Die Reformversuche des Marcus Livius Drusus
Nach dem gescheiterten Aufstand des Saturninus folgten ein paar ruhigere Jahre. Geprägt wurde Rom in dieser Zeit durch die Aktivitäten des Marcus Livius Drusus (um 124 bis 91 v. Chr.), dessen gleichnamigen Vater wir als Gegenspieler Gaius Gracchus‘ kennenlernen durften. Wie der Vater, so der Sohn, könnte man meinen, denn auch jetzt versuchte Drusus, 91 v. Chr. zum Volkstribun gewählt, ein Reformpaket durchzusetzen, das letztlich die aristokratische Senatspartei der Optimaten stärken sollte. Er machte es zwar geschickter als sein Vater, gleichwohl am Ende weniger erfolgreich.

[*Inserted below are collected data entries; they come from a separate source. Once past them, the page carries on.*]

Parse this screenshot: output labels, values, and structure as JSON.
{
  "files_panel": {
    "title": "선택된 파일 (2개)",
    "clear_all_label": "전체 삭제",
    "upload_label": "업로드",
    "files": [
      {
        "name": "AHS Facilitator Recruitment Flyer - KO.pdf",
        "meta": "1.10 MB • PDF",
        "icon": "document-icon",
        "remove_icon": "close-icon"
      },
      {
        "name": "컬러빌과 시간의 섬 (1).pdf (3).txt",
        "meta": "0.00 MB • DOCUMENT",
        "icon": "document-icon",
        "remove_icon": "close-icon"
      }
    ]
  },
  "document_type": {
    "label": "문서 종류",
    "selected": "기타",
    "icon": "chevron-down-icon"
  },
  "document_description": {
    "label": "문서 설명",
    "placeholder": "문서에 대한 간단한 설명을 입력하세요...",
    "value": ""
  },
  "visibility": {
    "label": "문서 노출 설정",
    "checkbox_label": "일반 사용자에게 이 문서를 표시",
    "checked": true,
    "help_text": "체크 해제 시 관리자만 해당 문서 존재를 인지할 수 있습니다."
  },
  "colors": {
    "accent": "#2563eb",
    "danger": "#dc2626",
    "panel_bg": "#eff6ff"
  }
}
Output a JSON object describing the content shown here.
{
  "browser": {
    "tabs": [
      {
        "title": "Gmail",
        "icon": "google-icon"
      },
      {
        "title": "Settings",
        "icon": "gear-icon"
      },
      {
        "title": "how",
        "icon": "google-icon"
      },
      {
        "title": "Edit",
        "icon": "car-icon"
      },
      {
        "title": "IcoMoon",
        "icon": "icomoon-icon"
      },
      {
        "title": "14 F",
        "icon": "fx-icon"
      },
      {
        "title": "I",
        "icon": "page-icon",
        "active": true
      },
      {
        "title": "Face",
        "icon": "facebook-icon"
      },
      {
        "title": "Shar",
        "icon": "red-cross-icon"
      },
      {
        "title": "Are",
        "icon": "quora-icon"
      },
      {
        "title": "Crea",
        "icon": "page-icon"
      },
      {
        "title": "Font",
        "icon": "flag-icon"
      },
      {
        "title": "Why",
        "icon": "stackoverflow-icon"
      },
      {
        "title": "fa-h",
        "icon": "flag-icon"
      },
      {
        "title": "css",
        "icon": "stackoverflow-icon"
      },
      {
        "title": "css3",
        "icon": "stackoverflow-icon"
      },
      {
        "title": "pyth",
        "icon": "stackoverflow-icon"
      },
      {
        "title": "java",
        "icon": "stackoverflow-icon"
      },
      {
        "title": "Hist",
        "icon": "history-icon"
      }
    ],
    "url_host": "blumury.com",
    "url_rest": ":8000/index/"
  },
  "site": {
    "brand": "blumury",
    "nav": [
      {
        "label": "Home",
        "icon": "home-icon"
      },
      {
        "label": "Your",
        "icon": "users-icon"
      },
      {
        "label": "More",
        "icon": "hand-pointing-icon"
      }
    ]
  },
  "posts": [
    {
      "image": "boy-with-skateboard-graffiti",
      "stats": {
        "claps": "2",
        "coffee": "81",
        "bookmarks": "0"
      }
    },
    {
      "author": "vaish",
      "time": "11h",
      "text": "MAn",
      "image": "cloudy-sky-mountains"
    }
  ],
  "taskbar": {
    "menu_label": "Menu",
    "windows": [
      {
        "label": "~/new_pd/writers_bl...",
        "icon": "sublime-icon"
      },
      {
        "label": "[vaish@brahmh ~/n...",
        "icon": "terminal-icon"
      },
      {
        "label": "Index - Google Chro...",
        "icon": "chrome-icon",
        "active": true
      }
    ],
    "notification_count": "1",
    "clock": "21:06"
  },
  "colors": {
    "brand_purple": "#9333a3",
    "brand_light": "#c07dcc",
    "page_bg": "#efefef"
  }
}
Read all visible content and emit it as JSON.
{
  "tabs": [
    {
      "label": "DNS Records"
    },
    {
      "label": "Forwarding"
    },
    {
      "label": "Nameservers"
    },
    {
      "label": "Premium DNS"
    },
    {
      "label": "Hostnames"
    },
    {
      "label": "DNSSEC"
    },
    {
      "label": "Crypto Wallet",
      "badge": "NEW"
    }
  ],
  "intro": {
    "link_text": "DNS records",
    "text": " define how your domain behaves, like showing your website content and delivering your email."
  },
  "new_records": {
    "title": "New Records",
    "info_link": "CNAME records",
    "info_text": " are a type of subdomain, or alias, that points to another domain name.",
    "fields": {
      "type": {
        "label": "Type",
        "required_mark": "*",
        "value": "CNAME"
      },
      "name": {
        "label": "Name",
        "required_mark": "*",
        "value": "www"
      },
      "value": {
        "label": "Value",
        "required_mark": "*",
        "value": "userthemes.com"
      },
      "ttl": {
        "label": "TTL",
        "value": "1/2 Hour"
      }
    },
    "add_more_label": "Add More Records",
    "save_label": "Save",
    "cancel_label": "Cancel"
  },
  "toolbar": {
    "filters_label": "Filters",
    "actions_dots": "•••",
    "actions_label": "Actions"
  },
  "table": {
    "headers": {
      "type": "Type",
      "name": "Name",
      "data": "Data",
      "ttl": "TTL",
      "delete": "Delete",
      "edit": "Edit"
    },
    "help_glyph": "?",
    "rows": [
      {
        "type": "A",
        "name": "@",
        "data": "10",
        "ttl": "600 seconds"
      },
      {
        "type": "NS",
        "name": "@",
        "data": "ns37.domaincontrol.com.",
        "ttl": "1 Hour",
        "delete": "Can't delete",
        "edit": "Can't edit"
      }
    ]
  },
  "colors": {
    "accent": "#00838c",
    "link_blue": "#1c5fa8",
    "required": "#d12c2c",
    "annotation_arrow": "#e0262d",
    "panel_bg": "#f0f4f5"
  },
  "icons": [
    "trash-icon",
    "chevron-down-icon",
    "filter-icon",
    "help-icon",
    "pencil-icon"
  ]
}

Drusus verstand, dass die von den Gracchen eingeführte Instrumentalisierung der Volksversammlung als Hebel der Macht gegen den Senat nicht wieder aus der Welt geschafft werden konnte. Also versuchte er sich auch an diesen Noten. Mit einer Halbierung der Getreidepreise meinte er, das Volk locker auf seine Seite bringen zu können. Zudem sollte die Landverteilung wieder aufgenommen werden, wobei er auch das von Bundesgenossen besetzte Land in die Verteilmasse mit aufnehmen wollte. Insbesondere die deutlich ausgeweitete Subventionierung des Getreidepreises belastete jedoch die Staatskasse bis an die Grenze des Möglichen. Sogar dem Silberdenar musste ein Achtel Kupfer beigemischt werden, um zahlungsfähig zu bleiben. »Aut caenum aut caelum«, nur Kot oder den Himmel gebe es jetzt noch zu verteilen, war die Schlussfolgerung von Drusus.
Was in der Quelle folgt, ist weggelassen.